The low-cost government loan for the BlueOval SK joint venture is the largest ever awarded by the government’s Advanced Technology Vehicle Manufacturing loan program. SK On is the battery unit of the energy group SK Innovation.
The final award, first reported by Reuters, is one of a series of actions by the Biden administration to boost electric vehicle production before President-elect Donald Trump takes office next month.

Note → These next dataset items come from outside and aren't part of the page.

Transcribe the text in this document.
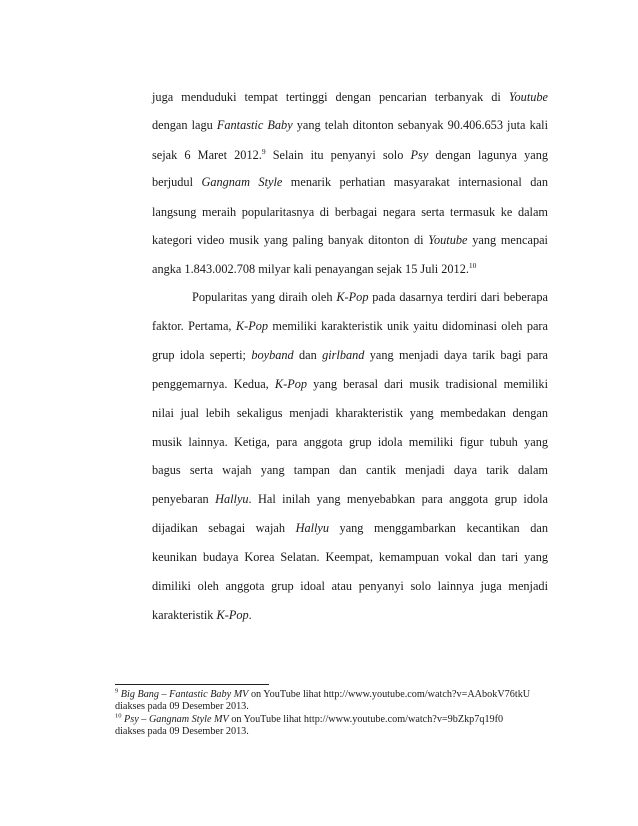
juga menduduki tempat tertinggi dengan pencarian terbanyak di Youtube
dengan lagu Fantastic Baby yang telah ditonton sebanyak 90.406.653 juta kali
sejak 6 Maret 2012.$^9$ Selain itu penyanyi solo Psy dengan lagunya yang
berjudul Gangnam Style menarik perhatian masyarakat internasional dan
langsung meraih popularitasnya di berbagai negara serta termasuk ke dalam
kategori video musik yang paling banyak ditonton di Youtube yang mencapai
angka 1.843.002.708 milyar kali penayangan sejak 15 Juli 2012.10
Popularitas yang diraih oleh K-Pop pada dasarnya terdiri dari beberapa
faktor. Pertama, K-Pop memiliki karakteristik unik yaitu didominasi oleh para
grup idola seperti; boyband dan girlband yang menjadi daya tarik bagi para
penggemarnya. Kedua, K-Pop yang berasal dari musik tradisional memiliki
nilai jual lebih sekaligus menjadi kharakteristik yang membedakan dengan
musik lainnya. Ketiga, para anggota grup idola memiliki figur tubuh yang
bagus serta wajah yang tampan dan cantik menjadi daya tarik dalam
penyebaran Hallyu. Hal inilah yang menyebabkan para anggota grup idola
dijadikan sebagai wajah Hallyu yang menggambarkan kecantikan dan
keunikan budaya Korea Selatan. Keempat, kemampuan vokal dan tari yang
dimiliki oleh anggota grup idoal atau penyanyi solo lainnya juga menjadi
karakteristik K-Pop.
$^9$ Big Bang – Fantastic Baby MV on YouTube lihat http://www.youtube.com/watch?v=AAbokV76tkU
diakses pada 09 Desember 2013.
$^{10}$ Psy – Gangnam Style MV on YouTube lihat http://www.youtube.com/watch?v=9bZkp7q19f0
diakses pada 09 Desember 2013.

The amount is higher than the conditional commitment of $9.2 billion announced in June 2023 for the BlueOval project. Trump and his advisers have criticized the Biden administration’s efforts to incentivize electric vehicle production.
“This program is essential to getting people to choose the United States of America,” Jigar Shah, director of the DOE’s Loan Programs office, said in an interview. “When you look at the competition we have from China, it’s very clear to me that they have used low-cost debt for a long time to promote huge manufacturing capacity that has hollowed out many communities in Kentucky, Tennessee, and other states around the country.”
The joint venture is building battery manufacturing facilities in Kentucky and Tennessee that will produce more than 120 gigawatt hours of batteries in the United States annually.
BlueOval SK said it has invested more than $11 billion to date in the construction of the three 4 million square foot facilities and plans to begin production at the first Kentucky plant in 2025 and will be ready to begin production in Tennessee by end of 2025. .
When asked why it took almost 18 months to complete the loan, Blue Oval SK said the DOE conducted rigorous due diligence that had to conduct technical, market, financial, credit, legal, regulatory and other reviews.
Earlier this month, the DOE said it plans to lend up to $7.54 billion to the StarPlus Energy joint venture of Chrysler parent Stellantis and Samsung SDI to help build two lithium-ion battery plants for electric vehicles in Indiana. .
The conditional commitment award has yet to be finalized and includes $6.85 billion in principal and $688 million in capitalized interest.
The DOE said last month it proposed lending Rivian up to $6.6 billion to build a plant in Georgia to begin building smaller, less expensive electric vehicles in 2028.